Não é de vingança que estamos precisando

Nessa quarta-feira, 7, fez um mês do brutal assassinato do garoto João Hélio, arrastado por um carro ao longo de sete quilômetros na Zona Norte do Rio. Crime bárbaro, hediondo, bestial. Quanto a isso, somos unânimes e manifestamos todos, de alguma forma, a nossa indignação. Diante de atrocidades como essa, é natural que o tema da pena de morte volte à pauta, mais como busca desesperada de uma solução para a violência, que como meio realmente eficaz para combatê-la. Cadeira elétrica, forca, paredão de fuzilamento, são propostas que escutamos a todo momento - e em todos os lugares -, no que parece ser uma insana "convicção" coletiva de que só nos resta este caminho para o enfrentamento da nossa maior mazela. Triste realidade esta, em que a precariedade das idéias vê na morte autorizada uma alternativa de ação.

Na tentativa de encaminhar uma reflexão sobre o tema, reservo-me o direito de reproduzir aqui fragmentos do artigo de Renato Janine Ribeiro publicado no caderno Mais!, do jornal Folha de São Paulo, em sua edição de 18 de fevereiro passado: "Não paro de pensar que deveriam ter uma morte hedionda (...) Imagino suplícios medievais, aqueles cuja arte consistia em prolongar ao máximo o sofrimento, em retardar a morte." E, mais adiante: "Não consigo, do horror que sinto, deduzir políticas públicas, embora isso fosse desejável." Tais declarações, produzidas não ao acaso, sob o efeito de compreensível comoção, mas fruto de um exercício de pensamento serenamente levado a efeito à frente de um computador, não vêm, caro leitor, de um jornalista qualquer, acostumado com a cobertura noticiosa de chacinas, seqüestros, assassinatos ou coisa que o valha. Elas nascem de um dos mais renomados intelectuais brasileiros, jurista consagrado, filósofo e, pasme, professor da cadeira de Ética da USP (mais importante instituição de ensino superior do país), para não realçar o fato de ser diretor da CAPES.

Como professor, ainda que de disciplinas em que o componente emocional é quase um atributo indispensável, tais como literatura, filosofia e estética da arte, sempre soube distinguir o que é da esfera dos sentimentos subjetivos daquilo que pertence à esfera da atividade de inteligência, da razão e da ação prática, princípio elementar de que não abro mão na determinação profissional de construir novas mentalidades e novas percepções da realidade social e humana.
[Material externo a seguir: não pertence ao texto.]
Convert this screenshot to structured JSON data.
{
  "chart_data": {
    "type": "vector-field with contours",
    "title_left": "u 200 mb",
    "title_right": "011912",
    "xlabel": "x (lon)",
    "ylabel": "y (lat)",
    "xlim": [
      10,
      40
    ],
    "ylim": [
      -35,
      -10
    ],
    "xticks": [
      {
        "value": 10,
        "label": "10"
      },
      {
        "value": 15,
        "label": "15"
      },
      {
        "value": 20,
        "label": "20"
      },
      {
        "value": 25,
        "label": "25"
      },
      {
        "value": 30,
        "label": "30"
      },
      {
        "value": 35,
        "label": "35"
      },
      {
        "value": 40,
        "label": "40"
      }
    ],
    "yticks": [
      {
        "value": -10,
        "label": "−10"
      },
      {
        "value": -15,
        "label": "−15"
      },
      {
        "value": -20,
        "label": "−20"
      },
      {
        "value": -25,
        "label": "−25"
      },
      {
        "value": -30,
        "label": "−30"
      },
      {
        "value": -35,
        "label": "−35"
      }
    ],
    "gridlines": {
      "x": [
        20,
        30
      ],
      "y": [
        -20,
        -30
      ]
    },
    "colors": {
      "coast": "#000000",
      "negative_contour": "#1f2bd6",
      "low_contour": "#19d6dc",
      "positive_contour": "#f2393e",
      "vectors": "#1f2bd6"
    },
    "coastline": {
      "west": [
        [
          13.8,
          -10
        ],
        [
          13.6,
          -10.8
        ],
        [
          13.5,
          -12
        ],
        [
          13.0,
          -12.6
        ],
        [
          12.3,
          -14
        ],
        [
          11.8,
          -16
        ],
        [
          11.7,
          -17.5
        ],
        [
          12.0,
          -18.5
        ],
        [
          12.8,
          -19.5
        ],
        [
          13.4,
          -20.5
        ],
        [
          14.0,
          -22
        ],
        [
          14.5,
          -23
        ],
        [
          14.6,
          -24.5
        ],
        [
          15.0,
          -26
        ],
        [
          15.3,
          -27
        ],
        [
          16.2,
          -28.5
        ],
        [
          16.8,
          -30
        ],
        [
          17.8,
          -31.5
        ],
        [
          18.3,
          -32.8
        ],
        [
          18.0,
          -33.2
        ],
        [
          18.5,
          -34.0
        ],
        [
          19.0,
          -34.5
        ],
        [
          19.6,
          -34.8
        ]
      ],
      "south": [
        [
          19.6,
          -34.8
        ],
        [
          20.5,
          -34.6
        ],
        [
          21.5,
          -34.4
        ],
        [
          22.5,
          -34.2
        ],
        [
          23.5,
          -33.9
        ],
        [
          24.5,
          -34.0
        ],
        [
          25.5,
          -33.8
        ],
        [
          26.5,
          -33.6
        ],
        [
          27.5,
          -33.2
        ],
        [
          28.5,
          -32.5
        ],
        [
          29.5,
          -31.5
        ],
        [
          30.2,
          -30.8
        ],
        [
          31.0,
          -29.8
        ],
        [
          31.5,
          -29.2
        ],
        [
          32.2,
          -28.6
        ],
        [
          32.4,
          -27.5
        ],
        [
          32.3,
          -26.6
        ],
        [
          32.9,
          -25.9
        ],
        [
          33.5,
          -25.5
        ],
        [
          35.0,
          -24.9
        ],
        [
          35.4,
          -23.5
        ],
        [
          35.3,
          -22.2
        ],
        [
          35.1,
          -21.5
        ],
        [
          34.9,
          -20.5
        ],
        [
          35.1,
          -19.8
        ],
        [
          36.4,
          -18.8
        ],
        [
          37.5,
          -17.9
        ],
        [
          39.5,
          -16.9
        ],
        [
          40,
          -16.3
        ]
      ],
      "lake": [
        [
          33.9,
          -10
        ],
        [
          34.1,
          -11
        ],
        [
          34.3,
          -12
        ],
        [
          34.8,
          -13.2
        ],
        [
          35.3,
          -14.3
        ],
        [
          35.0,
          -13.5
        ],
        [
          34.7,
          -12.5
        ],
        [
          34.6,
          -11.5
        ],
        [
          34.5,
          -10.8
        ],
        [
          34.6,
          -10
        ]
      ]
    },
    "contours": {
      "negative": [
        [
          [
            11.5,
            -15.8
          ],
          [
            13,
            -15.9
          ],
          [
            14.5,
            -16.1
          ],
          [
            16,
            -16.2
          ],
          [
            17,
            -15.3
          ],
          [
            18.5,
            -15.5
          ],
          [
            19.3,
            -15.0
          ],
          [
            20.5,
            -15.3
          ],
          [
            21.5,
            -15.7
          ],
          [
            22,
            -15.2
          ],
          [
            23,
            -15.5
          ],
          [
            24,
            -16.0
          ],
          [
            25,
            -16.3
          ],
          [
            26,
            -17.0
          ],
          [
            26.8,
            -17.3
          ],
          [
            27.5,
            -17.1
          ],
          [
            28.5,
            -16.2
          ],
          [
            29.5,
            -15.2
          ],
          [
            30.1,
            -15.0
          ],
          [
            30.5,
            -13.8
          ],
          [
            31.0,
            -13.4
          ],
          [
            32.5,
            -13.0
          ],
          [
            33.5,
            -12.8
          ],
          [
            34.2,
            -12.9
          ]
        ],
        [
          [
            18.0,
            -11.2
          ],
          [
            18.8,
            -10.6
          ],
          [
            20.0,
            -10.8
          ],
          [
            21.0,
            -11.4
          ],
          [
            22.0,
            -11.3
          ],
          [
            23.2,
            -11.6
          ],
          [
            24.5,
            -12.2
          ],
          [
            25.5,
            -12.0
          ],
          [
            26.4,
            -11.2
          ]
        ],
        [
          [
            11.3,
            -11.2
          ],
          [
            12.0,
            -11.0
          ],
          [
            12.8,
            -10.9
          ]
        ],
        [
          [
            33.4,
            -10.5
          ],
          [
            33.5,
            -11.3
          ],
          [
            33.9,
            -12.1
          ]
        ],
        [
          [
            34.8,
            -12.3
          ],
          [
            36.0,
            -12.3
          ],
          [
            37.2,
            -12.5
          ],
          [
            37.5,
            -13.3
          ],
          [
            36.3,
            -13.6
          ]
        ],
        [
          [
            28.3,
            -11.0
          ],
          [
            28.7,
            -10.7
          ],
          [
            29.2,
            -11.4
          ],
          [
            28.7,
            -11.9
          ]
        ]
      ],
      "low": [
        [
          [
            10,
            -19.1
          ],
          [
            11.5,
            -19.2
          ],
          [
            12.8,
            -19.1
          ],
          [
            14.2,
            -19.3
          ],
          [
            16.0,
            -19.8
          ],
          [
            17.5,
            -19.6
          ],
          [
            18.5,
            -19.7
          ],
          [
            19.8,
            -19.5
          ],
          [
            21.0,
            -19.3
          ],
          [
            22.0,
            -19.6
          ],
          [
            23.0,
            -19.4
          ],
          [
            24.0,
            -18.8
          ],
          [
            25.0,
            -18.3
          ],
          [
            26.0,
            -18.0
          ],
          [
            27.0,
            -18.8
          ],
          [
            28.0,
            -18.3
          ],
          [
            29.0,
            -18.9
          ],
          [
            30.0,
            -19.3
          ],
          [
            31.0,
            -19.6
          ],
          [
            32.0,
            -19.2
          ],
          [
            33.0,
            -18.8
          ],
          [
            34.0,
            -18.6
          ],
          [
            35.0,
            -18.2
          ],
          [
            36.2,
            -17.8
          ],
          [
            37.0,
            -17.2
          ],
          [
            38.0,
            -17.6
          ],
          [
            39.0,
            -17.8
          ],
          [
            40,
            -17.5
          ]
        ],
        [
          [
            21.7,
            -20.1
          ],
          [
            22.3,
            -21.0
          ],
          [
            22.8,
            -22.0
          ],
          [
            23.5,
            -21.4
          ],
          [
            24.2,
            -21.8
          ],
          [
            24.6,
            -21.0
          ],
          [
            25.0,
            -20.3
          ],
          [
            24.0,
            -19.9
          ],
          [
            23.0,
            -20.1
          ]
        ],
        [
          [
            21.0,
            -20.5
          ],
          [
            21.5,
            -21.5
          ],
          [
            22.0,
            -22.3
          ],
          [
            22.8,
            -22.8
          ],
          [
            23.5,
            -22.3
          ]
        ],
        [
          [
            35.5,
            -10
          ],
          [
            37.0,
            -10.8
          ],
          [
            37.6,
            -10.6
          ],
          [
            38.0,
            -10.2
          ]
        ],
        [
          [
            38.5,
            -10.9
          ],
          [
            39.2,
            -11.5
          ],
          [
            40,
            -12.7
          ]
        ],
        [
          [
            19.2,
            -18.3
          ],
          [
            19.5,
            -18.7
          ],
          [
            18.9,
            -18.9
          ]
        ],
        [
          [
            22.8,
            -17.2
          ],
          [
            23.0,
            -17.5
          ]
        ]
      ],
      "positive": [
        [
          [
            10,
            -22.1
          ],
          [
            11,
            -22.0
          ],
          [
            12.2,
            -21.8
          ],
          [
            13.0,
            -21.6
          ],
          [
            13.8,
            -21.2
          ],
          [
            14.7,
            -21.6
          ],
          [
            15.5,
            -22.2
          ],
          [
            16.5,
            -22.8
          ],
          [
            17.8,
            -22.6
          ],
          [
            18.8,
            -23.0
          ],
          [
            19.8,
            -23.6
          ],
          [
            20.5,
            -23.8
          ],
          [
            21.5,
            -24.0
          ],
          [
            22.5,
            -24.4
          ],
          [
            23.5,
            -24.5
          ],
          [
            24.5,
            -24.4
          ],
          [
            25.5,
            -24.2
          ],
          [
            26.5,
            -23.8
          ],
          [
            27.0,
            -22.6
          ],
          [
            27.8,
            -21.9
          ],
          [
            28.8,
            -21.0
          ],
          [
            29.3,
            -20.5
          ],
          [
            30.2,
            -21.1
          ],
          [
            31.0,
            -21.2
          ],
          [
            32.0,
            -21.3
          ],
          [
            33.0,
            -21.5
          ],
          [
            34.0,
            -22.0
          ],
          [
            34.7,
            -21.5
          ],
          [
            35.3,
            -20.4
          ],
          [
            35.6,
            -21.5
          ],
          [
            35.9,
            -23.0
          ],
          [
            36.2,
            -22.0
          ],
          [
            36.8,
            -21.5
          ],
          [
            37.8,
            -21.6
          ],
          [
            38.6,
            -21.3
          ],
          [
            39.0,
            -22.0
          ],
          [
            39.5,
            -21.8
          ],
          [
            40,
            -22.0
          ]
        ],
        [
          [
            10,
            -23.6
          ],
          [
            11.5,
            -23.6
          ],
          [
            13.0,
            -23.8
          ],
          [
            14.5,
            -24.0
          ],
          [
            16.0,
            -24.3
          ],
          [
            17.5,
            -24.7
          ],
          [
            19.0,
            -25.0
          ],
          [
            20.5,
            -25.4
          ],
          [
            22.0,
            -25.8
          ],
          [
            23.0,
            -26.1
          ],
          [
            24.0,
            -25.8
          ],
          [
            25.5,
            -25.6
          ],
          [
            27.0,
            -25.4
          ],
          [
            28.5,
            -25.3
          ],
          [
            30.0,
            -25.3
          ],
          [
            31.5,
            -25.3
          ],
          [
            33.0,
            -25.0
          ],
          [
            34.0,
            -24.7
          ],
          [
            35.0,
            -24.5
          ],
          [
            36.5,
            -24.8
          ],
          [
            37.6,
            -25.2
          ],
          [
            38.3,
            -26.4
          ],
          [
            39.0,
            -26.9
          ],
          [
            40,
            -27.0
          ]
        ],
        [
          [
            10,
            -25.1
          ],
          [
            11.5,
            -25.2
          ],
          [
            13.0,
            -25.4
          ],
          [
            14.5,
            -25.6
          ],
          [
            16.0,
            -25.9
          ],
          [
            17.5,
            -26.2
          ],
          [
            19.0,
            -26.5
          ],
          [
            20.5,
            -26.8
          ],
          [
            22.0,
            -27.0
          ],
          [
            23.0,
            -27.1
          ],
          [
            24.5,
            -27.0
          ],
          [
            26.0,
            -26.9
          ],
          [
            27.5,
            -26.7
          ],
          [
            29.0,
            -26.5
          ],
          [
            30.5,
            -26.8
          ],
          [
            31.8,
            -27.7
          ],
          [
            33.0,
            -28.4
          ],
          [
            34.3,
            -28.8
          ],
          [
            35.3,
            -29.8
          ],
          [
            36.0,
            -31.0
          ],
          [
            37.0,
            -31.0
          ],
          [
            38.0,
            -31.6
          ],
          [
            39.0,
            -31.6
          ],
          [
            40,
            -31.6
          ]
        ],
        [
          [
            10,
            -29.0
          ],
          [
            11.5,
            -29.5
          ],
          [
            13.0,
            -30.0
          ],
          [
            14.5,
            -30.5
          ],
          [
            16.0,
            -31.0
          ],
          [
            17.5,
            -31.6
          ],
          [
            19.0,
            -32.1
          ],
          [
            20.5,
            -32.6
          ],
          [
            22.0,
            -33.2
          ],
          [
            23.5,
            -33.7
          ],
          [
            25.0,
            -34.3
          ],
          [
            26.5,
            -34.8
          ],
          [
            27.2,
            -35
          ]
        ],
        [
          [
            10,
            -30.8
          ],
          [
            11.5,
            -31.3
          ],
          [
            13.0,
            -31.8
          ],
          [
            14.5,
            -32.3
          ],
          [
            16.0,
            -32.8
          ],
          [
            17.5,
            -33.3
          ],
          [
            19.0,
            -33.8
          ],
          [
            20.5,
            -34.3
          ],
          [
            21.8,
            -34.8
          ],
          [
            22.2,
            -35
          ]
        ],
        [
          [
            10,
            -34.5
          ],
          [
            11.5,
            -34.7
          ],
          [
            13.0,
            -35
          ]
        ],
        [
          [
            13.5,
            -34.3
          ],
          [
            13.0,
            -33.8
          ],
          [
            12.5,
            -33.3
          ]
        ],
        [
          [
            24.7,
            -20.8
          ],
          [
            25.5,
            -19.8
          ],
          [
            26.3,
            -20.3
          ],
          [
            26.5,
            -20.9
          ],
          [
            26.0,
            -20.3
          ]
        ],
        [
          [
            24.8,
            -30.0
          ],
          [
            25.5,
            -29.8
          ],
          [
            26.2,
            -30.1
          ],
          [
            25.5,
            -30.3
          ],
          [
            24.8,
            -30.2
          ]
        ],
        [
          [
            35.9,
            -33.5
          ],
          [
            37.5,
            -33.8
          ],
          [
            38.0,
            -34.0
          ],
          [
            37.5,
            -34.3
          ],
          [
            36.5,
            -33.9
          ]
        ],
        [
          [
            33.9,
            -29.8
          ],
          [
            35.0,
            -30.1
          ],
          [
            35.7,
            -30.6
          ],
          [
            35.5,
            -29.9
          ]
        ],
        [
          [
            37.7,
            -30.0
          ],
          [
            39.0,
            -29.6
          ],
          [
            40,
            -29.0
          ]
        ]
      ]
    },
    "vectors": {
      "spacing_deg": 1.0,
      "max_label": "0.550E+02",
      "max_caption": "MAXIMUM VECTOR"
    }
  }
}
Inaceitável, pois, que um intelectual da estatura de Janine, prodigioso formador de opinião, venha a público asseverar um tipo estúpido de vingança como instrumento de inibição da violência. É este o país em que está na ordem do dia a discussão em torno de medidas constitucionais como a pena de morte e a redução da maioridade penal, à margem do que se dá nos bastidores da grande política nacional, da desumana desigualdade da distribuição de renda, do modelo educacional pré-histórico, da inaceitável realidade de um sistema carcerário que mais embrutece e desumaniza que qualquer outra coisa.

Não teme a morte quem de alguma forma vive dela. Não se trata de defender criminosos monstruosos, mas de não fechar os olhos para a realidade em que foram gerados, sem família, sem alimentação, que seja. O que aconteceu ao menino João Hélio, estou consciente disso, pode infelizmente acontecer a qualquer um e é inquietante pensar nessa possibilidade. Que sequer imaginemos o que seríamos capazes de fazer a um bandido que maltratasse um ente querido nosso é compreensível e até aceitável. O que não me parece sob qualquer aspecto compreensível ou aceitável é que deleguemos ao Estado o direito de fazê-lo friamente, na equivocada expectativa de que esse tipo de catarse venha a constituir solução. Não é de vingança que estamos precisando.